Global Bitcoin Futures Reach Six-Month High Above $50 Billion
The global Bitcoin futures market has hit a six-month high of $52 billion, according to data on Coinalyze.net. On October 18, 2020, the market total was at $4.5 billion, before increasing to $30 billion and $38 billion on October 21 and November 5 respectively. The share of this futures market is dominated by crypto exchange Binance, which holds a total of $16.1 billion worth of Bitcoin futures. In second place is crypto exchange Huobi’s futures platform HuobiDM, with a total share worth $12.7 billion. [BTW it looks to me like this doesn’t include the contracts that trade on the CME.]

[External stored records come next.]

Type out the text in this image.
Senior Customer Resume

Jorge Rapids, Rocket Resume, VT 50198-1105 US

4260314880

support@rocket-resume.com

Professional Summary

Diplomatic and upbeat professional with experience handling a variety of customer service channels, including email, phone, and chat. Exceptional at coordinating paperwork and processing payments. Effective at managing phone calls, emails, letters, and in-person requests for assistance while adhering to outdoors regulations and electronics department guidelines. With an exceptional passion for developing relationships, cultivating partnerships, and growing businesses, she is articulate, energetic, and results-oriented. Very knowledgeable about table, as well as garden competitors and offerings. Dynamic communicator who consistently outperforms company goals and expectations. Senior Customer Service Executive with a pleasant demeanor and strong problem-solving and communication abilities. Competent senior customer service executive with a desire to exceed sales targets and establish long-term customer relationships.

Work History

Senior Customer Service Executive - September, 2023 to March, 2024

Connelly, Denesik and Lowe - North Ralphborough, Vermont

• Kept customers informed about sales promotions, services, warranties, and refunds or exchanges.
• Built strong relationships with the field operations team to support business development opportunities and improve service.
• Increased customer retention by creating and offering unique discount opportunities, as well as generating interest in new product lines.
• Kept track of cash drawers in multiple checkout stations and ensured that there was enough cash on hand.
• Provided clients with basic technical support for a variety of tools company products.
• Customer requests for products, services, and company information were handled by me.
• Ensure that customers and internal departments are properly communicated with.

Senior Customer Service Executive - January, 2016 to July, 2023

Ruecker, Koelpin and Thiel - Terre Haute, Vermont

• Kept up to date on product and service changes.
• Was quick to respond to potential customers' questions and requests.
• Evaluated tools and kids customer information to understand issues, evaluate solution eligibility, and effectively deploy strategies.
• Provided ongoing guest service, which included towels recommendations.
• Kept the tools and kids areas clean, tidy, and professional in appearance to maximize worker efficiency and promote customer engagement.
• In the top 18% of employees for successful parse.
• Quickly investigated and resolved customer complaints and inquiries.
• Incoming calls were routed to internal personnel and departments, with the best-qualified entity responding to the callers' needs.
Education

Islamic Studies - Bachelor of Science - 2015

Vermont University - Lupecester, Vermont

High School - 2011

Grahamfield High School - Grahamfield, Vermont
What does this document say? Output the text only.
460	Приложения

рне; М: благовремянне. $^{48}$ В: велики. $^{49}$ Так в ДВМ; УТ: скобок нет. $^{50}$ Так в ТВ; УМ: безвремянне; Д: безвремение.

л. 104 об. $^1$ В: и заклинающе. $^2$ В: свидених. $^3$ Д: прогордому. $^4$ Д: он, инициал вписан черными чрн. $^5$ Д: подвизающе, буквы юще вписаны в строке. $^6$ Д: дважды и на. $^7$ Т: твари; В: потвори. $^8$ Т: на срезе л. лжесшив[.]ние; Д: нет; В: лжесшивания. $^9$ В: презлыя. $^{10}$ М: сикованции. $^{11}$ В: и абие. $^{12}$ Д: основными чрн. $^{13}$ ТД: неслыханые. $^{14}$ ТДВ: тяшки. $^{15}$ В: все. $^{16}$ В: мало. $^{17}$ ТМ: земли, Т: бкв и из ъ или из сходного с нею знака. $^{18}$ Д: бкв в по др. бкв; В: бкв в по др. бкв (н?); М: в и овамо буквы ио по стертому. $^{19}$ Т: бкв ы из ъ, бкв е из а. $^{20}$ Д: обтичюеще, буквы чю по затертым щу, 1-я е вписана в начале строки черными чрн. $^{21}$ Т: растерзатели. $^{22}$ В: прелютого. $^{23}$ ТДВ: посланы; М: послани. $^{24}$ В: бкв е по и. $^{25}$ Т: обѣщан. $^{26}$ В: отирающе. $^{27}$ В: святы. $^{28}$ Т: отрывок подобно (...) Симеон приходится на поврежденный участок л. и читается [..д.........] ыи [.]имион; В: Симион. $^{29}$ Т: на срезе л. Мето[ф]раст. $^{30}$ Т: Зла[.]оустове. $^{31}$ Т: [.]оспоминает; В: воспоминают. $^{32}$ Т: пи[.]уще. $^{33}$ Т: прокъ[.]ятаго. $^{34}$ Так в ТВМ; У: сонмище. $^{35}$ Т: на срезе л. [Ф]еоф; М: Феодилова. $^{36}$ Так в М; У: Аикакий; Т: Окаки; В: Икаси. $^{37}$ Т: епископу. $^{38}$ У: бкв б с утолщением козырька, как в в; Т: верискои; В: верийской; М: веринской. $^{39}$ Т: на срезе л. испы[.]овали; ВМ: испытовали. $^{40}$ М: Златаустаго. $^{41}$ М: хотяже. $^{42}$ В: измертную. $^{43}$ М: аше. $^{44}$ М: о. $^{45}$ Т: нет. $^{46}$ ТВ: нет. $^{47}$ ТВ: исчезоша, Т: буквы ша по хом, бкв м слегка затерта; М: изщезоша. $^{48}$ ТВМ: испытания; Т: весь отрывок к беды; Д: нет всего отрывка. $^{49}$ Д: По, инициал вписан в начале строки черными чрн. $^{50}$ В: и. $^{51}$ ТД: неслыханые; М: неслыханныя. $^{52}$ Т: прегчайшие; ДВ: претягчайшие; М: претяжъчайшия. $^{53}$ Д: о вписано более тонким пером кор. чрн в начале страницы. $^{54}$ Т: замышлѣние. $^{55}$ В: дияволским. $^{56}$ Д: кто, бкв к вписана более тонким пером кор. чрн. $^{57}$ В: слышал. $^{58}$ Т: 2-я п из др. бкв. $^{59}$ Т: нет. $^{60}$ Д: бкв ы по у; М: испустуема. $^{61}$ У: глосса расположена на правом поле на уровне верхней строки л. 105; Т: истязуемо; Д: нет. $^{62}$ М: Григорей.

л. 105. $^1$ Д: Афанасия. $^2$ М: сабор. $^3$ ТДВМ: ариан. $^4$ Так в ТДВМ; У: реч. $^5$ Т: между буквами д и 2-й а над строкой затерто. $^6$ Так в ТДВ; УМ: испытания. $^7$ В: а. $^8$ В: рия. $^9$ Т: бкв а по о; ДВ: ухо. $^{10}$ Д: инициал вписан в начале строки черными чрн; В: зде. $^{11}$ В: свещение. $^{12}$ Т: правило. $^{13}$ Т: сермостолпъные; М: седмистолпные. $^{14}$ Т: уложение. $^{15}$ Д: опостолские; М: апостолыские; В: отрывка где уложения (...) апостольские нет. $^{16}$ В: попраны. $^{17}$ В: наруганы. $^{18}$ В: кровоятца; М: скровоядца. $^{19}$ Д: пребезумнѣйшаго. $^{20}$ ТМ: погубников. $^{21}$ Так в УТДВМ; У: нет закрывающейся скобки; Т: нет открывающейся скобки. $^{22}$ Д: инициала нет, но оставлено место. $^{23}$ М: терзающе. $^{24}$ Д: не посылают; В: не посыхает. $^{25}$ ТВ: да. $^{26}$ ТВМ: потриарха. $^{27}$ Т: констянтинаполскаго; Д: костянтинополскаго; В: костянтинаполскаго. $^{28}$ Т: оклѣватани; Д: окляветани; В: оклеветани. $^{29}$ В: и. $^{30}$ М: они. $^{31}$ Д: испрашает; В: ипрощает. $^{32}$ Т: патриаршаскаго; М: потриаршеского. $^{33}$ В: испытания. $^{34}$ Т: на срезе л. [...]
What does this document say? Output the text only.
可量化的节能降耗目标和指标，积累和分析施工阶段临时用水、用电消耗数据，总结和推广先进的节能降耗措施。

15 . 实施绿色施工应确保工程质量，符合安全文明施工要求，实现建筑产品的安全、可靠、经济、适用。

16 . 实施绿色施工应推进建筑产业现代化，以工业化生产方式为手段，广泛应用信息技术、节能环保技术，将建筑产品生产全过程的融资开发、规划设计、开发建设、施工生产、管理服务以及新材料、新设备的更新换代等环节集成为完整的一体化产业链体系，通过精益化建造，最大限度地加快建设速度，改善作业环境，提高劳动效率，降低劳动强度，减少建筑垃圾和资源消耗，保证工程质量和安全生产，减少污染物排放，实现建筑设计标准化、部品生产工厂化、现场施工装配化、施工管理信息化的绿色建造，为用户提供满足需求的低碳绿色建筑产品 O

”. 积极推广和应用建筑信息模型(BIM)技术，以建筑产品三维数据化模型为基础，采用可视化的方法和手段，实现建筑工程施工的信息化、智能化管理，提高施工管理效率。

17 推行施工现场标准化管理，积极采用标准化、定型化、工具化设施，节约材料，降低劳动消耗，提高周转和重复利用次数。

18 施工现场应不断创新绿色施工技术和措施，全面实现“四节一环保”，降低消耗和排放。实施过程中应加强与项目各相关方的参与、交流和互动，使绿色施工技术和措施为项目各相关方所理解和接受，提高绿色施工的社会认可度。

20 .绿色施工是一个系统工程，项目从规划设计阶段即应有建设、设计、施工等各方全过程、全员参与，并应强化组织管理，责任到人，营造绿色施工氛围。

Japan’s Banking Giant MUFG Plans to Launch Blockchain Payment Network in 2021
Mitsubishi UFJ Financial Group will launch its high-speed blockchain payment network with the U.S.-based tech firm Akamai in 2021. The Global Open Network (GO-NET) will integrate payment terminals from Seiko with the bank’s credit card company in February. GO-NET can reportedly process 100,000 transactions per second (tps), compared to VISA’s 70,000, and the platform can be expanded to reach as high as 10 million tps for small payments. GO-NET expects the payment services to be fully functional across Japan by the summer of 2022.
Fintech and big tech credit markets around the world
Credit markets around the world are undergoing a transformation. Fintech and big tech firms are providing more lending to households and small businesses. Using a new BIS database, this column estimates that fintech credit flows reached $223 billion in 2019, while big tech credit reached $572 billion. Both forms of credit are larger where there is greater (unmet) demand for credit and where economic and institutional factors favour the supply of such lending. The Covid-19 pandemic represents an important test for these new business models.
Seizing the Opportunities from Digital Finance
According to Bank of England Chief Economist Andy Haldane: “In principle, separating safe payments and risky lending activities could lead to a closer alignment of risk and duration on the balance sheets of those institutions offering these services. We would move closer to a bifurcated intermediation model of narrow banking for payments (money backed by safe assets) and limited purpose banking for lending (risky assets backed by capital-uncertain liabilities). In principle, this would reduce, at source, the intrinsic instabilities of the traditional banking model. Of course, there could be costs as well as benefits from such a functional separation, including the possibility of reduced credit provision due to reduced levels of liquidity and maturity-transformation, that need to be worked through. At the very least, however, these longer-term potential stability benefits of a very different functional model of intermediation need to be evaluated and weighed. And, so far at least, they have largely been ignored in discussion of the case for digital currencies.”